Мать, как всегда, не задавала вопросов, у нее была эта замечательная черта – не выспрашивать. Может быть, поэтому, хотя чересчур редко они виделись, она была единственным человеком, которому Матвей выплескивал самое стыдное, унизительное, в чем даже себе не признаешься. И никогда впоследствии она не пользовалась его откровенностью, не тыкала носом в новые ошибки, вспоминая прошлые. Сейчас она не утешала его, не старалась отвлечь, она разделила его горе на двоих – на него и себя, и ему полегчало, как будто с него физически сняли часть тяжести.

В тот раз, сама не подозревая, мать спасла его. Не сказав о крымской путевке, она осталась с ним на весь отпуск.

Потом пришло решение уехать. Все равно куда, лишь бы не в одном городе с Настей.

Как он сдал сессию, как существовал от утра до вечера, как заезжал попрощаться с семьей – все стерлось, вычеркнулось. Помнился отъезд матери в Лиелупе за неделю до его собственного поезда, их разговор на вокзале.

– Все хорошо, не беспокойся, – сказал, ощущая острую вину за то, что она не отдыхала, проторчала с ним месяц в Москве. – Образуется.

– Может, тебе поговорить с ней?

Он испугался.

– Исключено. Она для меня больше не существует.

– Тем более. Подойди потолкуй с ней, как с давней хорошей приятельницей. Понимаешь?

– Не могу! – задрожали его губы. – Даже подумать не могу.

Про себя ужаснулся. Еще существует для него Настька, еще как существует!

– Тогда… Попробуй написать все, что с тобой произошло. – Мать помолчала. – Беспощадно, точно, вспоминая каждую мелочь. Все, как было на самом деле. Только не откладывая. Опиши себя со стороны. Что ты думал, делал, что думала и делала она. Попробуй.

– Зачем?

– Помогает.

О совете матери он вспомнил не сразу. Неделю спустя, когда лег на верхнюю полку поезда. Он открыл путевой блокнот и приготовился начать дневник своего очередного путешествия.

Он хотел начать с вагона, попутчиков, но вдруг из него хлынуло пережитое, как кровь из горла. Он покрывал странички, не помня себя, не думая о слоге, он писал все, выворачиваясь наизнанку, выскребая все до дна. А кончив, словно переступил через головокружительную расщелину, у которой долго стоял, боясь соскользнуть.
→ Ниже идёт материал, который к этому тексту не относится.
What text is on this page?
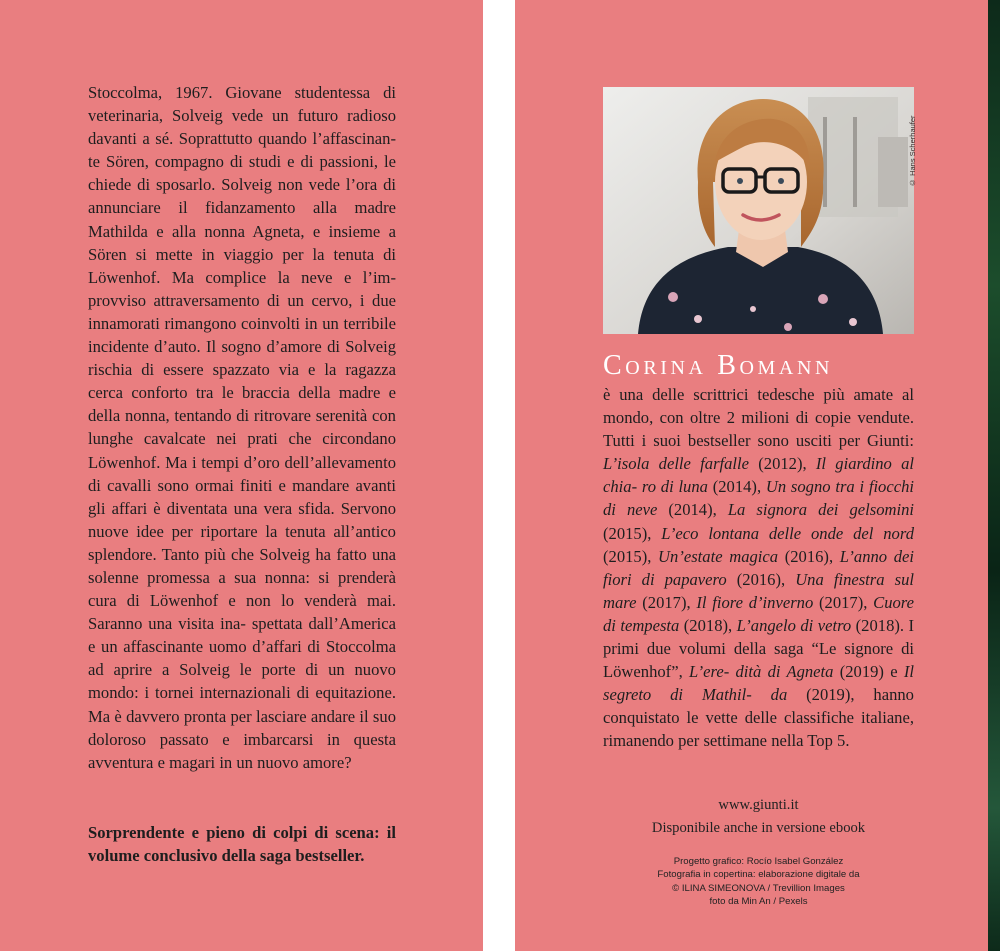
Stoccolma, 1967. Giovane studentessa di veterinaria, Solveig vede un futuro radioso davanti a sé. Soprattutto quando l’affascinan- te Sören, compagno di studi e di passioni, le chiede di sposarlo. Solveig non vede l’ora di annunciare il fidanzamento alla madre Mathilda e alla nonna Agneta, e insieme a Sören si mette in viaggio per la tenuta di Löwenhof. Ma complice la neve e l’im- provviso attraversamento di un cervo, i due innamorati rimangono coinvolti in un terribile incidente d’auto. Il sogno d’amore di Solveig rischia di essere spazzato via e la ragazza cerca conforto tra le braccia della madre e della nonna, tentando di ritrovare serenità con lunghe cavalcate nei prati che circondano Löwenhof. Ma i tempi d’oro dell’allevamento di cavalli sono ormai finiti e mandare avanti gli affari è diventata una vera sfida. Servono nuove idee per riportare la tenuta all’antico splendore. Tanto più che Solveig ha fatto una solenne promessa a sua nonna: si prenderà cura di Löwenhof e non lo venderà mai. Saranno una visita ina- spettata dall’America e un affascinante uomo d’affari di Stoccolma ad aprire a Solveig le porte di un nuovo mondo: i tornei internazionali di equitazione. Ma è davvero pronta per lasciare andare il suo doloroso passato e imbarcarsi in questa avventura e magari in un nuovo amore?

Sorprendente e pieno di colpi di scena: il volume conclusivo della saga bestseller.

© Hans Scherhaufer
Corina Bomann

è una delle scrittrici tedesche più amate al mondo, con oltre 2 milioni di copie vendute. Tutti i suoi bestseller sono usciti per Giunti: L’isola delle farfalle (2012), Il giardino al chia- ro di luna (2014), Un sogno tra i fiocchi di neve (2014), La signora dei gelsomini (2015), L’eco lontana delle onde del nord (2015), Un’estate magica (2016), L’anno dei fiori di papavero (2016), Una finestra sul mare (2017), Il fiore d’inverno (2017), Cuore di tempesta (2018), L’angelo di vetro (2018). I primi due volumi della saga “Le signore di Löwenhof”, L’ere- dità di Agneta (2019) e Il segreto di Mathil- da (2019), hanno conquistato le vette delle classifiche italiane, rimanendo per settimane nella Top 5.

www.giunti.it

Disponibile anche in versione ebook

Progetto grafico: Rocío Isabel González
Fotografia in copertina: elaborazione digitale da
© ILINA SIMEONOVA / Trevillion Images
foto da Min An / Pexels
…Когда сошел с автобуса в Москве, была глубокая ночь, первая электричка в Тернухов отправлялась лишь утром. Митин зашел в зал ожидания и проспал до восьми. Принялся названивать Ширяеву – как сквозь лед провалился. Придется теперь доставать его дома.

3

В вагоне было пусто. Митин устроился поудобнее. В сущности, любое перемещение его тела в пространстве, будь то поезд или самолет, было наиболее привычным, спокойным стоянием для его души. В особенности – поезд. Должно быть, оттого, что в перемещении всегда заложена некая причина, признак того, что он куда-то зачем-то едет, ему или кому-то это надо. Не только дань дороге, охота к перемене мест, но всегда стремление куда-то, ради чего-то, что он не умел формулировать, но всегда остро ощущал. Именно в пути он почему-то жил крайне интенсивной духовной жизнью, словно наступала та спасительная остановка, когда можно все обдумать, подытожить, принять решение. Почему говорят об одиночестве всегда как о трагедии, изолированности? Бывает одиночество целебное, воспринимаемое как дар судьбы, возможность принадлежать только себе. Когда что-то наслаивается, создается, когда парит твое воображение, надо быть одному.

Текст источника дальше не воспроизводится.